For ICICI Bank, much like its peer Axis Bank, the substantial reduction in bad loans in absolute terms and not reporting divergences pertaining to FY18, are likely to offer the much-needed respite to investors. Healthy core performance on the back of strong loan growth has also held the bank’s performance in good stead in the latest March quarter. But despite a strong 26 per cent growth in core operating profit, a still-elevated provisioning and weak treasury/other income (March quarter of last year included gain on stake-sale in ICICI Securities), led to a 5 per cent year-on-year (y-o-y) decline in net profit in the latest March quarter.

While asset quality pressure has significantly eased over the past year for the bank, a still large BB and below-rated corporate and SME book, high write-offs in the March quarter, and sequential rise in corporate and SME slippages may need watching in the coming quarters.

In the latest March quarter, outstanding gross NPAs stood at ₹46,292 crore, down 10 per cent from the December quarter level. As a result, the gross NPA ratio fell to 6.7 per cent in the March quarter (from 7.75 per cent in the December quarter). While the notable fall in GNPAs is a positive, there are a few points to note on the asset quality front.
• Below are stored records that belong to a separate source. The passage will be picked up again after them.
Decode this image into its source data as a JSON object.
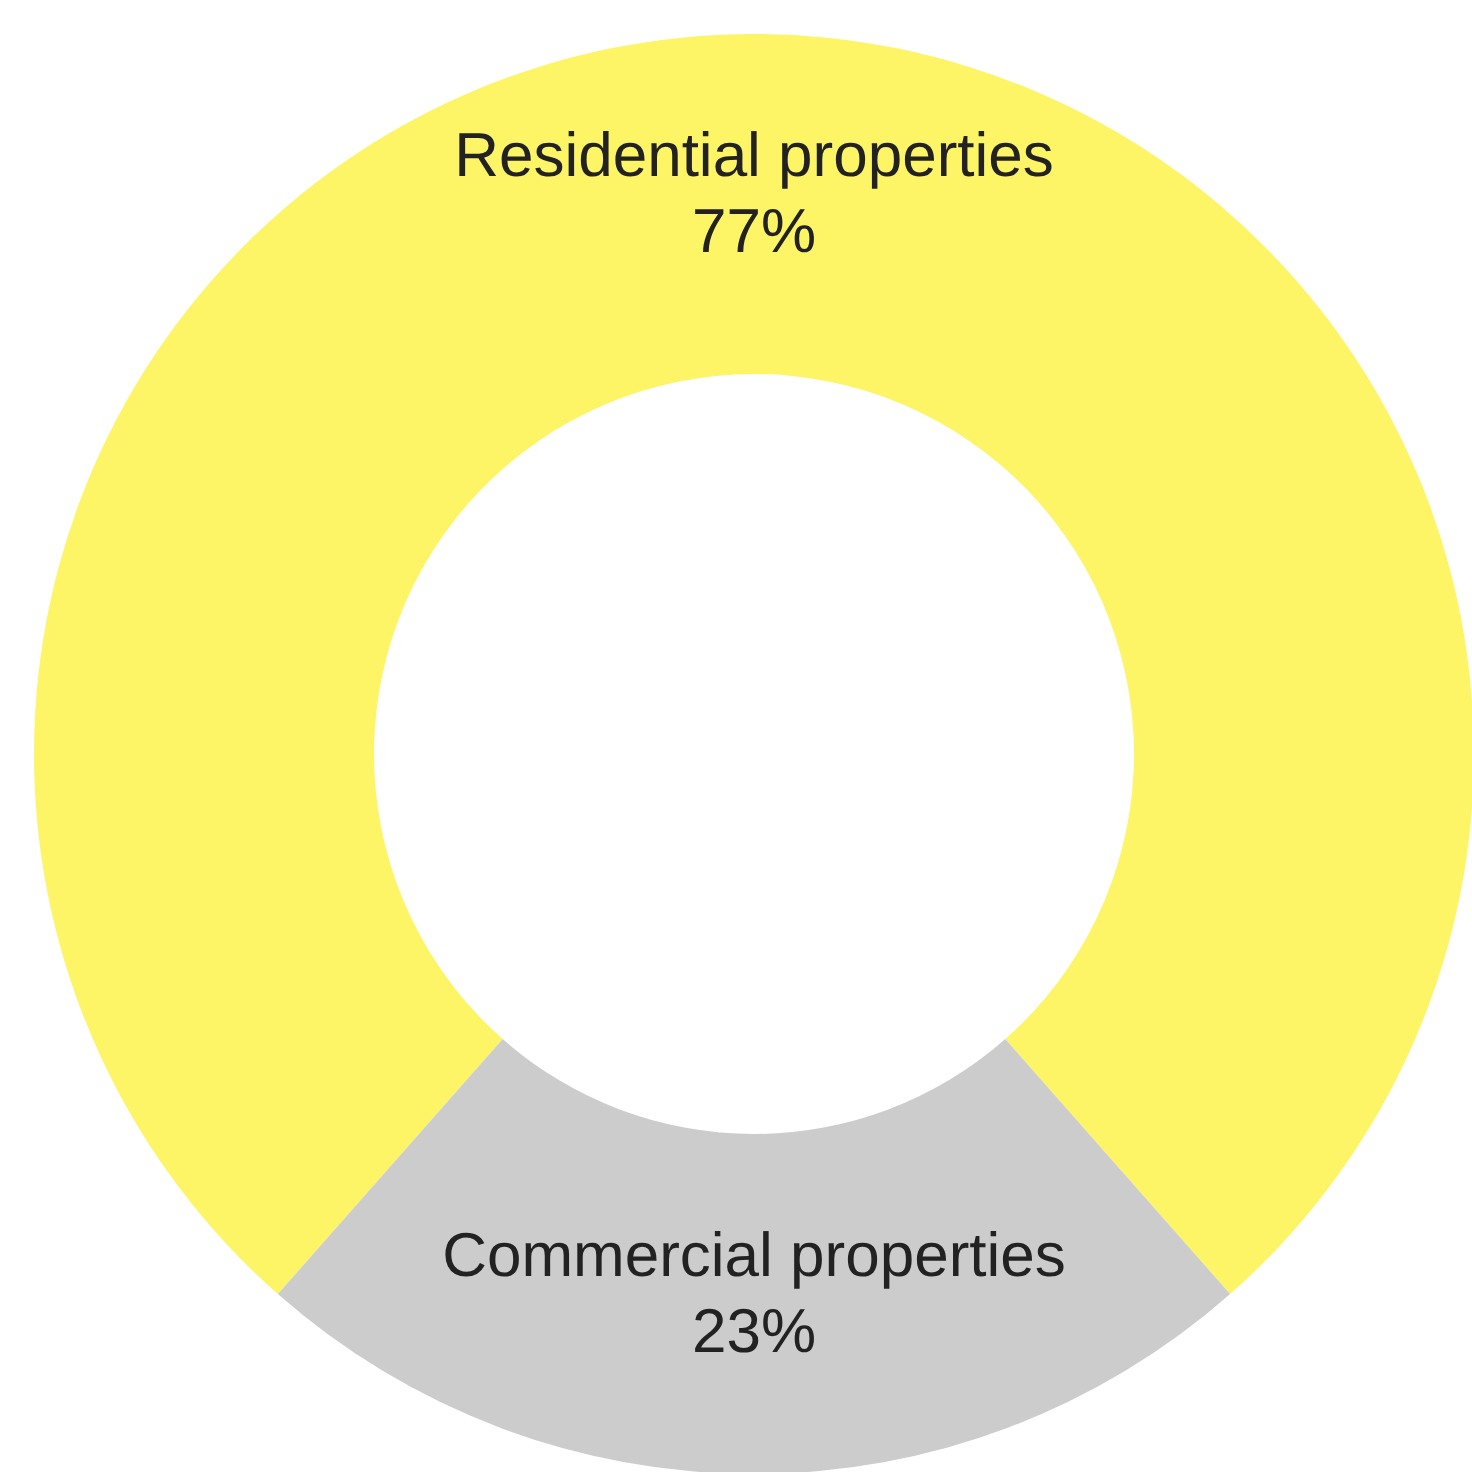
{
  "chart_data": {
    "type": "donut",
    "categories": [
      "Residential properties",
      "Commercial properties"
    ],
    "values": [
      77,
      23
    ],
    "value_labels": [
      "77%",
      "23%"
    ],
    "colors": [
      "#fdf466",
      "#cccccc"
    ]
  }
}
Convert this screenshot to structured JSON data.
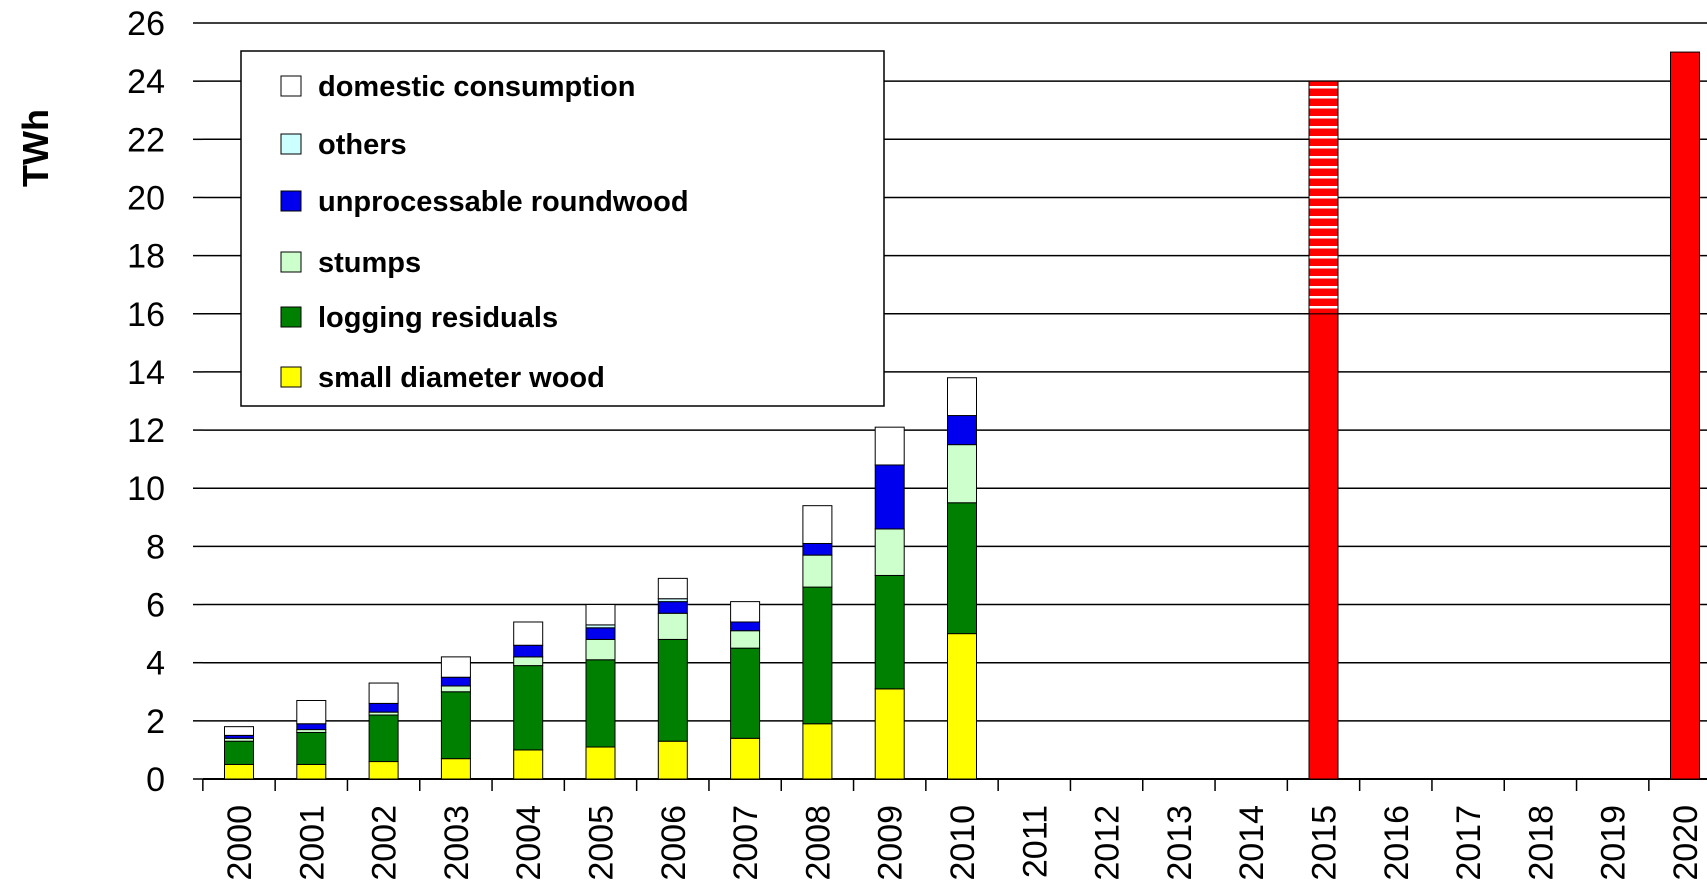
{
  "chart_data": {
    "type": "bar",
    "stacked": true,
    "title": "",
    "xlabel": "",
    "ylabel": "TWh",
    "ylim": [
      0,
      26
    ],
    "yticks": [
      0,
      2,
      4,
      6,
      8,
      10,
      12,
      14,
      16,
      18,
      20,
      22,
      24,
      26
    ],
    "grid": true,
    "legend_position": "top-left",
    "categories": [
      "2000",
      "2001",
      "2002",
      "2003",
      "2004",
      "2005",
      "2006",
      "2007",
      "2008",
      "2009",
      "2010",
      "2011",
      "2012",
      "2013",
      "2014",
      "2015",
      "2016",
      "2017",
      "2018",
      "2019",
      "2020"
    ],
    "series": [
      {
        "name": "small diameter wood",
        "color": "#ffff00",
        "values": [
          0.5,
          0.5,
          0.6,
          0.7,
          1.0,
          1.1,
          1.3,
          1.4,
          1.9,
          3.1,
          5.0,
          0,
          0,
          0,
          0,
          0,
          0,
          0,
          0,
          0,
          0
        ]
      },
      {
        "name": "logging residuals",
        "color": "#008000",
        "values": [
          0.8,
          1.1,
          1.6,
          2.3,
          2.9,
          3.0,
          3.5,
          3.1,
          4.7,
          3.9,
          4.5,
          0,
          0,
          0,
          0,
          0,
          0,
          0,
          0,
          0,
          0
        ]
      },
      {
        "name": "stumps",
        "color": "#ccffcc",
        "values": [
          0.1,
          0.1,
          0.1,
          0.2,
          0.3,
          0.7,
          0.9,
          0.6,
          1.1,
          1.6,
          2.0,
          0,
          0,
          0,
          0,
          0,
          0,
          0,
          0,
          0,
          0
        ]
      },
      {
        "name": "unprocessable roundwood",
        "color": "#0000ee",
        "values": [
          0.1,
          0.2,
          0.3,
          0.3,
          0.4,
          0.4,
          0.4,
          0.3,
          0.4,
          2.2,
          1.0,
          0,
          0,
          0,
          0,
          0,
          0,
          0,
          0,
          0,
          0
        ]
      },
      {
        "name": "others",
        "color": "#ccffff",
        "values": [
          0,
          0,
          0,
          0,
          0,
          0.1,
          0.1,
          0,
          0,
          0,
          0,
          0,
          0,
          0,
          0,
          0,
          0,
          0,
          0,
          0,
          0
        ]
      },
      {
        "name": "domestic consumption",
        "color": "#ffffff",
        "values": [
          0.3,
          0.8,
          0.7,
          0.7,
          0.8,
          0.7,
          0.7,
          0.7,
          1.3,
          1.3,
          1.3,
          0,
          0,
          0,
          0,
          0,
          0,
          0,
          0,
          0,
          0
        ]
      }
    ],
    "targets": [
      {
        "category": "2015",
        "solid": 16,
        "hatched_to": 24,
        "color": "#ff0000"
      },
      {
        "category": "2020",
        "solid": 25,
        "color": "#ff0000"
      }
    ],
    "legend_order": [
      "domestic consumption",
      "others",
      "unprocessable roundwood",
      "stumps",
      "logging residuals",
      "small diameter wood"
    ]
  }
}
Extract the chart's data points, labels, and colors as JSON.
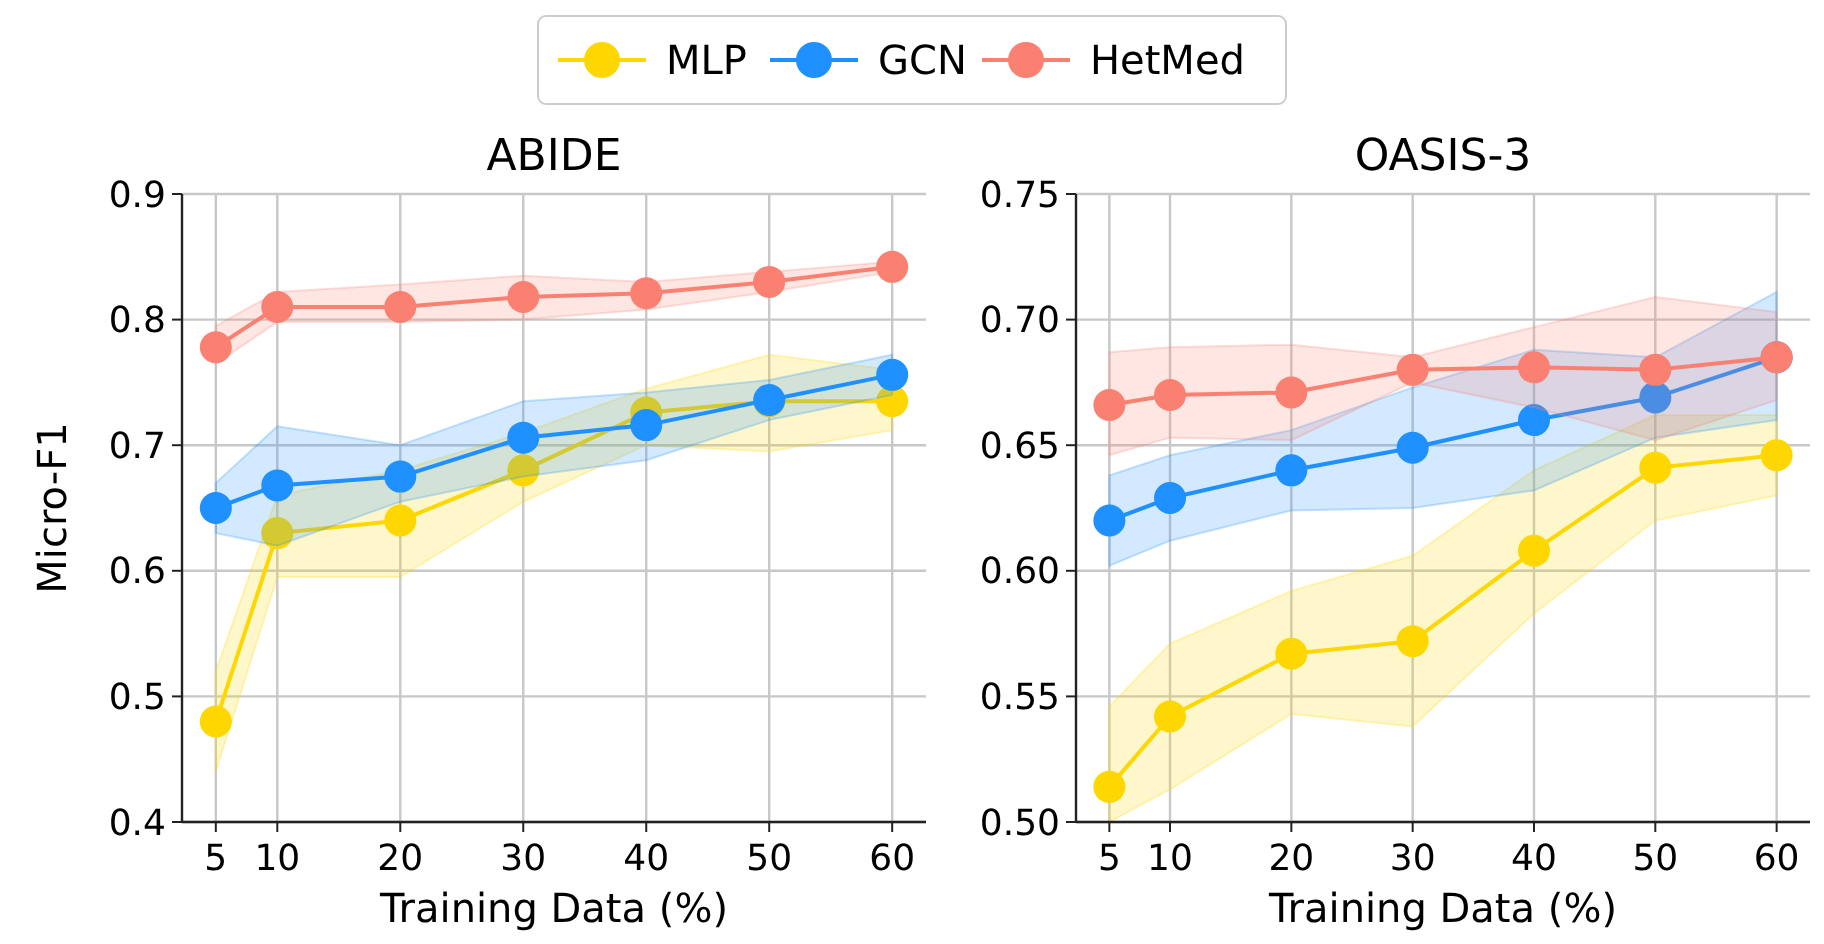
{
  "chart_data": [
    {
      "type": "line",
      "title": "ABIDE",
      "xlabel": "Training Data (%)",
      "ylabel": "Micro-F1",
      "x": [
        5,
        10,
        20,
        30,
        40,
        50,
        60
      ],
      "xlim": [
        2.25,
        62.75
      ],
      "xticks": [
        5,
        10,
        20,
        30,
        40,
        50,
        60
      ],
      "ylim": [
        0.4,
        0.9
      ],
      "yticks": [
        0.4,
        0.5,
        0.6,
        0.7,
        0.8,
        0.9
      ],
      "grid": true,
      "marker": "circle",
      "legend": "top",
      "series": [
        {
          "name": "MLP",
          "color": "#ffd700",
          "values": [
            0.48,
            0.63,
            0.64,
            0.68,
            0.726,
            0.735,
            0.735
          ],
          "lower": [
            0.44,
            0.595,
            0.595,
            0.655,
            0.7,
            0.695,
            0.712
          ],
          "upper": [
            0.52,
            0.66,
            0.68,
            0.71,
            0.745,
            0.772,
            0.76
          ]
        },
        {
          "name": "GCN",
          "color": "#1e90ff",
          "values": [
            0.65,
            0.668,
            0.675,
            0.706,
            0.716,
            0.736,
            0.756
          ],
          "lower": [
            0.63,
            0.62,
            0.655,
            0.675,
            0.688,
            0.72,
            0.74
          ],
          "upper": [
            0.67,
            0.715,
            0.7,
            0.735,
            0.742,
            0.752,
            0.772
          ]
        },
        {
          "name": "HetMed",
          "color": "#fa8072",
          "values": [
            0.778,
            0.81,
            0.81,
            0.818,
            0.821,
            0.83,
            0.842
          ],
          "lower": [
            0.765,
            0.798,
            0.798,
            0.8,
            0.808,
            0.822,
            0.838
          ],
          "upper": [
            0.795,
            0.822,
            0.828,
            0.835,
            0.83,
            0.838,
            0.846
          ]
        }
      ]
    },
    {
      "type": "line",
      "title": "OASIS-3",
      "xlabel": "Training Data (%)",
      "x": [
        5,
        10,
        20,
        30,
        40,
        50,
        60
      ],
      "xlim": [
        2.25,
        62.75
      ],
      "xticks": [
        5,
        10,
        20,
        30,
        40,
        50,
        60
      ],
      "ylim": [
        0.5,
        0.75
      ],
      "yticks": [
        {
          "value": 0.5,
          "label": "0.50"
        },
        {
          "value": 0.55,
          "label": "0.55"
        },
        {
          "value": 0.6,
          "label": "0.60"
        },
        {
          "value": 0.65,
          "label": "0.65"
        },
        {
          "value": 0.7,
          "label": "0.70"
        },
        {
          "value": 0.75,
          "label": "0.75"
        }
      ],
      "grid": true,
      "marker": "circle",
      "series": [
        {
          "color": "#ffd700",
          "values": [
            0.514,
            0.542,
            0.567,
            0.572,
            0.608,
            0.641,
            0.646
          ],
          "lower": [
            0.5,
            0.513,
            0.543,
            0.538,
            0.583,
            0.62,
            0.63
          ],
          "upper": [
            0.546,
            0.571,
            0.592,
            0.606,
            0.64,
            0.662,
            0.662
          ]
        },
        {
          "color": "#1e90ff",
          "values": [
            0.62,
            0.629,
            0.64,
            0.649,
            0.66,
            0.669,
            0.685
          ],
          "lower": [
            0.602,
            0.612,
            0.624,
            0.625,
            0.632,
            0.653,
            0.66
          ],
          "upper": [
            0.638,
            0.646,
            0.656,
            0.673,
            0.688,
            0.685,
            0.711
          ]
        },
        {
          "color": "#fa8072",
          "values": [
            0.666,
            0.67,
            0.671,
            0.68,
            0.681,
            0.68,
            0.685
          ],
          "lower": [
            0.646,
            0.653,
            0.652,
            0.675,
            0.665,
            0.652,
            0.668
          ],
          "upper": [
            0.687,
            0.689,
            0.69,
            0.685,
            0.697,
            0.709,
            0.703
          ]
        }
      ]
    }
  ]
}
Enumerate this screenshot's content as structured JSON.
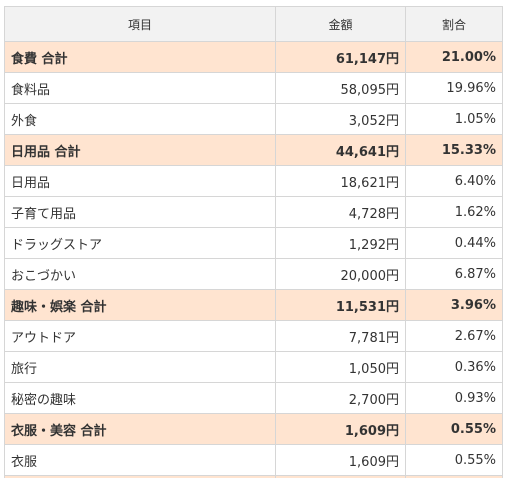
{
  "table": {
    "headers": [
      "項目",
      "金額",
      "割合"
    ],
    "rows": [
      {
        "kind": "subtotal",
        "item": "食費 合計",
        "amount": "61,147円",
        "ratio": "21.00%"
      },
      {
        "kind": "detail",
        "item": "食料品",
        "amount": "58,095円",
        "ratio": "19.96%"
      },
      {
        "kind": "detail",
        "item": "外食",
        "amount": "3,052円",
        "ratio": "1.05%"
      },
      {
        "kind": "subtotal",
        "item": "日用品 合計",
        "amount": "44,641円",
        "ratio": "15.33%"
      },
      {
        "kind": "detail",
        "item": "日用品",
        "amount": "18,621円",
        "ratio": "6.40%"
      },
      {
        "kind": "detail",
        "item": "子育て用品",
        "amount": "4,728円",
        "ratio": "1.62%"
      },
      {
        "kind": "detail",
        "item": "ドラッグストア",
        "amount": "1,292円",
        "ratio": "0.44%"
      },
      {
        "kind": "detail",
        "item": "おこづかい",
        "amount": "20,000円",
        "ratio": "6.87%"
      },
      {
        "kind": "subtotal",
        "item": "趣味・娯楽 合計",
        "amount": "11,531円",
        "ratio": "3.96%"
      },
      {
        "kind": "detail",
        "item": "アウトドア",
        "amount": "7,781円",
        "ratio": "2.67%"
      },
      {
        "kind": "detail",
        "item": "旅行",
        "amount": "1,050円",
        "ratio": "0.36%"
      },
      {
        "kind": "detail",
        "item": "秘密の趣味",
        "amount": "2,700円",
        "ratio": "0.93%"
      },
      {
        "kind": "subtotal",
        "item": "衣服・美容 合計",
        "amount": "1,609円",
        "ratio": "0.55%"
      },
      {
        "kind": "detail",
        "item": "衣服",
        "amount": "1,609円",
        "ratio": "0.55%"
      }
    ]
  }
}
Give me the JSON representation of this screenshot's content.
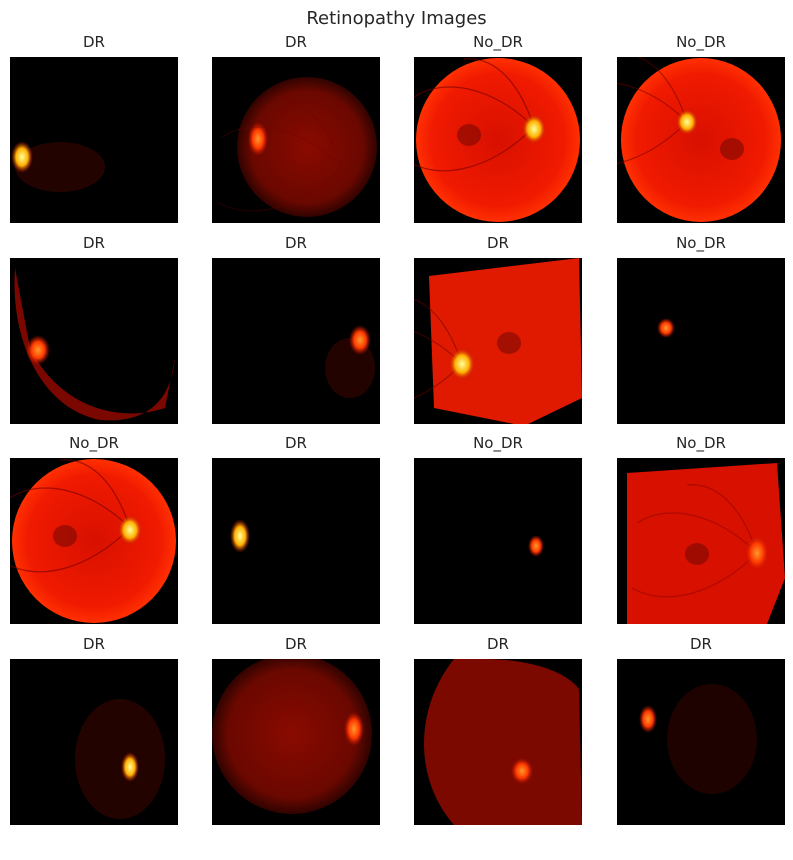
{
  "figure": {
    "title": "Retinopathy Images",
    "panels": [
      {
        "label": "DR",
        "view": "dark-disc-left"
      },
      {
        "label": "DR",
        "view": "dim-disc-left"
      },
      {
        "label": "No_DR",
        "view": "full-fundus-disc-right"
      },
      {
        "label": "No_DR",
        "view": "full-fundus-disc-center"
      },
      {
        "label": "DR",
        "view": "crescent-left"
      },
      {
        "label": "DR",
        "view": "dark-disc-right"
      },
      {
        "label": "DR",
        "view": "tilted-fundus"
      },
      {
        "label": "No_DR",
        "view": "dark-small-spot"
      },
      {
        "label": "No_DR",
        "view": "full-fundus-disc-right"
      },
      {
        "label": "DR",
        "view": "dark-disc-left-bright"
      },
      {
        "label": "No_DR",
        "view": "dark-small-spot-right"
      },
      {
        "label": "No_DR",
        "view": "full-fundus-cropped-right"
      },
      {
        "label": "DR",
        "view": "dark-disc-center"
      },
      {
        "label": "DR",
        "view": "dim-fundus-disc-right"
      },
      {
        "label": "DR",
        "view": "crescent-disc-bottom"
      },
      {
        "label": "DR",
        "view": "dark-disc-left-dim"
      }
    ]
  }
}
One, after moderating in the past three quarters, slippages or additions to bad loans, have slightly inched up in the latest March quarter. The bank had reported slippages of ₹15,737 crore in the March 2018 quarter. In the June quarter, slippages were at ₹4,000 crore, which declined to ₹3,117 crore in the September quarter, and to ₹2,091 crore in the December quarter. In the latest March quarter, slippages however, moved up slightly to ₹3,547 crore.

Two, ₹2,724 crore of slippages pertain to the corporate and SME segment, of which, ₹1,877 crore is from the BB and below-rated book. This book is still large. As of March 2019, the BB and below-rated book stood at ₹17,525 crore. Further slippages from this book in the coming quarters can weigh on the bank’s performance.

Three, the reduction in GNPAs has been led by write-offs rather than recoveries. The bank reported write-offs to the tune of ₹7,324 crore in the March quarter alone (for the full FY18 fiscal write-offs were at ₹8,622 crore).

Lastly, despite the reduction in bad loans, provisioning remained elevated, owing to ageing of bad loans. A large bad loan book could continue to keep provisioning requirements high.

Pick-up in core performance

On the core performance front, the steady improvement in recent quarters has been heartening. After several quarters of single-digit growth, net interest income has risen notably since the September quarter. In the latest March quarter, net interest income grew by 26.5 per cent. Even excluding the ₹414-crore of Income Tax refund, net interest income grew by a healthy 20 per cent.

The bank’s credit growth has seen a steady rise over the past three to four quarters. Domestic credit growth stood at 17 per cent, led by 22 per cent growth in retail. This growth has been led by personal loans, credit cards, and business banking.